La Commission des services publics d’Arménie (PSRC) a voté pour révoquer la licence de distribution d’électricité de l’opérateur principal du réseau électrique du pays, les Réseaux électriques d’Arménie (ENA), appartenant au milliardaire russo-arménien emprisonné Samvel Karapetyan et à son groupe Tashir.
Après trois jours d’audiences tendues, la PSRC a approuvé lundi le projet de décision par quatre voix contre une, ouvrant la voie à la perte par l’ENA de son monopole sur la distribution d’électricité à travers l’Arménie. Le commissaire Ara Nranyan a voté contre et a déclaré qu’il publierait un avis séparé.
La séance, qui s’est tenue dans la salle de la Commission de protection de la concurrence et a été perturbée à plusieurs reprises par des problèmes techniques et des disputes procédurales, s’est terminée sans que le régulateur ne se retire pour une discussion à huis clos avant le vote.
Présentant les conclusions du personnel de la PSRC, l’officielle Meri Ghazaryan a déclaré que le régulateur avait proposé la résiliation de la licence sur la base de plusieurs violations graves identifiées par le gestionnaire temporaire nommé par l’État, le membre du parti Civil Contract Romanos Petrosyan.
Selon les rapports de Petrosyan, le système de comptage automatisé de l’ENA a échoué en janvier 2025, et des données des systèmes de comptage d’électricité de l’entreprise datant de 2018 ont été supprimées. Le régulateur a également déclaré que l’ENA avait engagé des sous-collectes et des surfacturations dans plusieurs branches régionales, y compris les unités Geghama, Araks, Ghars et Debed, où les gestionnaires locaux auraient été instruits d’« assurer des pertes » à des niveaux de pourcentage fixés.
Une troisième accusation clé concerne les garanties financières que l’ENA a fournies sur des prêts contractés par d’autres entreprises liées à Tashir auprès de banques commerciales arméniennes. Dans un cas, Tashir Capital aurait reçu un prêt de 7 millions de dollars d’Ardshinbank, soutenu par l’ENA en tant que garant ; un autre prêt de la banque AMIO à Armholding était également garanti par l’opérateur de réseau.
Les avocats représentant Tashir Capital ont rejeté les accusations comme infondées et politiquement motivées, s’opposant à plusieurs reprises à Petrosyan et au président de la PSRC, Mesrop Mesropyan, lors des audiences.
L’ancien directeur par intérim de l’ENA, Davit Ghazinyan, a admis qu’il y avait eu des lacunes dans la gestion, mais a insisté sur le fait qu’elles ne justifiaient pas le retrait de la licence de l’entreprise, accusant la commission de suivre la ligne politique du Premier ministre Nikol Pashinyan plutôt que d’agir de manière indépendante.
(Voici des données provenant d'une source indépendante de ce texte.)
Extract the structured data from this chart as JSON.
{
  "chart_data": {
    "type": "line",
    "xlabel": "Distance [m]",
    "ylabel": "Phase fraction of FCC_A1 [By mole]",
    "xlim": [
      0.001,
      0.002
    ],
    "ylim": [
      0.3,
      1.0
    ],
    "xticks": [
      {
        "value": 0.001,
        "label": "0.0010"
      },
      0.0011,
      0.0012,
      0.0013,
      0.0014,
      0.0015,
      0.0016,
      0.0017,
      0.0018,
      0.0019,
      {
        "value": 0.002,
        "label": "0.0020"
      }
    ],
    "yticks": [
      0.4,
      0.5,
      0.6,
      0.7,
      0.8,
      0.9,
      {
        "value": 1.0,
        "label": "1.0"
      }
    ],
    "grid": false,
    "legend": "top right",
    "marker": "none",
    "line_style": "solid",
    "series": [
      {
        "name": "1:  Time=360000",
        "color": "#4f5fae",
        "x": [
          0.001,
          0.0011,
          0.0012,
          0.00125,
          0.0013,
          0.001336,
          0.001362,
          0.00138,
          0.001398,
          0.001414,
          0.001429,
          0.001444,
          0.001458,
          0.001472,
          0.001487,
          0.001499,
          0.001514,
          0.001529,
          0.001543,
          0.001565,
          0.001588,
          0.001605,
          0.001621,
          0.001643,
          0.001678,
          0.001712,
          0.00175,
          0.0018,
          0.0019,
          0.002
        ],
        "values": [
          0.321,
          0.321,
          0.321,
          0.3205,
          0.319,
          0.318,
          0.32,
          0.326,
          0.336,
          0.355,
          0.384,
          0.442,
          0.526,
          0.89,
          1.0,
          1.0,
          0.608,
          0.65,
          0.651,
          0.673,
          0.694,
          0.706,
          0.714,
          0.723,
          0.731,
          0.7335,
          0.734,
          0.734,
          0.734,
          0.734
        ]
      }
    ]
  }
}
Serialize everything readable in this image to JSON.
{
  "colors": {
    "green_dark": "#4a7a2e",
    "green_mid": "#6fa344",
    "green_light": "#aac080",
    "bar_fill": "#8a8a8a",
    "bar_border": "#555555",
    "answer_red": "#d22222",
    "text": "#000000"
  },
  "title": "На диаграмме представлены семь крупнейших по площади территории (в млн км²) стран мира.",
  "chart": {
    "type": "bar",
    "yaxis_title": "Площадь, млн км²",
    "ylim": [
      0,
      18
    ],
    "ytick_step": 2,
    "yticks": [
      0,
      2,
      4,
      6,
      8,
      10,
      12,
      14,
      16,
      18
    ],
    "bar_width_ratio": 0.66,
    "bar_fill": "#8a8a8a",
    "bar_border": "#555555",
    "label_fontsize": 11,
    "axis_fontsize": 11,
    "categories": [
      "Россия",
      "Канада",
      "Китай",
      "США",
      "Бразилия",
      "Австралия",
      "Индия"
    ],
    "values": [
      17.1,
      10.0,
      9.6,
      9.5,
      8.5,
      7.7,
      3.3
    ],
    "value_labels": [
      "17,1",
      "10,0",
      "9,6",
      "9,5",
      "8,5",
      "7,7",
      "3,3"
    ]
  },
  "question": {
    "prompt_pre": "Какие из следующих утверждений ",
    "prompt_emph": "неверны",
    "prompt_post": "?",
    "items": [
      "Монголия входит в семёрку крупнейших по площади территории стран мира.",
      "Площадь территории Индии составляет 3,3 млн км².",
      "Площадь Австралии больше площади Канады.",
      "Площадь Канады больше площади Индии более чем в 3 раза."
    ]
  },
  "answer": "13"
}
L’équipe juridique de Tashir a également contesté la participation de Mesropyan au processus, soulignant son ancienne appartenance au parti Civil Contract et soutenant qu’il n’était pas impartial lorsqu’il a nommé Petrosyan en tant que gestionnaire temporaire en juillet, peu après que Pashinyan ait évoqué publiquement l’idée de « mesures chirurgicales » contre l’ENA, y compris la nationalisation. La commission a unanimement rejeté la motion de récusation.
Selon des amendements législatifs adoptés en urgence au parlement cet été, si l’ENA perd sa licence, le réseau doit être reconnu comme un « intérêt public prépondérant », sa valeur évaluée et une compensation versée au propriétaire actuel. Le projet de décision de la PSRC prévoit également que Petrosyan reste en tant que gestionnaire pendant que ces étapes sont mises en œuvre.
Le gouvernement a esquissé deux scénarios possibles : une nationalisation complète avec le réseau restant sous contrôle de l’État, ou le transfert d’une participation majoritaire à un opérateur énergétique « de réputation internationale », l’État conservant une participation stratégique.
Le groupe Tashir a déjà engagé une arbitrage international, réclamant des centaines de millions de dollars en compensation pour ce qu’il décrit comme une ingérence illégale dans son investissement dans le secteur énergétique arménien.
Karapetyan, l’un des Arméniens les plus riches de Russie, a été arrêté plus tôt cette année pour des accusations distinctes de fraude à grande échelle. Le fondateur du groupe Tashir, dont le conglomérat s’étend à la construction, au commerce de détail, à l’immobilier et à l’énergie, a acquis l’ENA en 2015 et est depuis longtemps considéré comme l’un des investisseurs de la diaspora les plus influents en Arménie.
Karapetyan a été arrêté après ses déclarations publiques en faveur de la direction de l’Église dans sa compétition avec Pashinyan. Suite à son arrestation, le neveu de Karapetyan, Narek Karapetyan, a annoncé son intention de se présenter aux prochaines élections parlementaires de 2026.